Y esto solo ha sido el entrante, así que, más vale que os apretéis los machos porque comenzamos con los platos principales.

En la historia del papado, al período comprendido entre el nombramiento de Sergio III en 904 y la muerte de Juan XII en 964 se le denomina Edad Oscura o también Pornocracia, tal y como recogió en sus Anales Eclesiásticos el cardenal e historiador del siglo XVI Cesare Baronio. Durante este período los papas estuvieron bajo la influencia de dos prostitutas: Teodora y Mazoria, madre e hija. Referente a estos años, Liutprando, obispo de Cremona, escribió:

Cazando en caballos con arreos de oro, tuvieron banquetes con las bailarinas cuando la caza había terminado, y se retiraron con estas putas desvergonzadas a las camas con sábanas de seda y cubiertas de oro y bordados.

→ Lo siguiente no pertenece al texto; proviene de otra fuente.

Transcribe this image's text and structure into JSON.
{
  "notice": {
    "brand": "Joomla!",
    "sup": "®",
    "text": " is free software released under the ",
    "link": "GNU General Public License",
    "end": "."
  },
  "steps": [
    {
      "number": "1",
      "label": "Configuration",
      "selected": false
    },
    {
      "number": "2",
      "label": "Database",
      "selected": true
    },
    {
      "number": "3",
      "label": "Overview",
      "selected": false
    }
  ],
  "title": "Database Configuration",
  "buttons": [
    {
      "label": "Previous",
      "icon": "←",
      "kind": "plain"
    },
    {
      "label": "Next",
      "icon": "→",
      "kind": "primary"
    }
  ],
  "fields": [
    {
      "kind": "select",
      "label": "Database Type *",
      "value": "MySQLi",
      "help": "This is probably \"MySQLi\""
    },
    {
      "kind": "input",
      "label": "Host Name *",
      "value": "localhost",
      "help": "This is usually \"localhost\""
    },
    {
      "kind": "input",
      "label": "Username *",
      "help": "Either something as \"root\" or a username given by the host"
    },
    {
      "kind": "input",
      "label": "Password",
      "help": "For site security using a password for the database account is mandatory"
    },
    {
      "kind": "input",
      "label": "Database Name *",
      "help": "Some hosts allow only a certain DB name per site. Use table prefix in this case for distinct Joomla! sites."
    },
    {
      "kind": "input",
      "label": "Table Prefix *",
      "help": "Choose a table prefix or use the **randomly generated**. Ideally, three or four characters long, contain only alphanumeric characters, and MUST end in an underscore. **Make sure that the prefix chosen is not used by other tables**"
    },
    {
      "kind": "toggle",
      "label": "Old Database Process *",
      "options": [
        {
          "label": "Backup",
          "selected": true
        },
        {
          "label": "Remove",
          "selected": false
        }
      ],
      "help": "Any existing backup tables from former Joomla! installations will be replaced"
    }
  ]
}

Así estaban las cosas… Tras la muerte de León V, todavía con los Spoleto manejando los hilos y con el apoyo de su primo Teofilacto, senador y magister militum de Roma, se eligió nuevo papa a Sergio III. Como recompensa, Teofilacto fue nombrado cónsul, y su esposa Teodora, senatrix de Roma, un puesto honorífico pero revelador del papel de esta mujer. Teodora también apoyó al nuevo papa… pero desde la cama, donde le ayudaba a tomar las decisiones más importantes. Y no estaba sola en estos menesteres, porque, con apenas 15 años, y siguiendo los pasos de la madre, Mazoria también pasó por la cama del mismo papa, con el que incluso llegó a tener un hijo, al que pusieron de nombre Juan y que luego recuperaremos. Tras la muerte de Sergio III, Teodora fue determinante en la elección de los tres siguientes: Anastasio III (que estuvo dos años), Lando (murió después de 6 meses) y a Juan X en 914. Dos años más tarde fallecía Teodora y Mazoria tomaba el relevo en este papel de asesora personal.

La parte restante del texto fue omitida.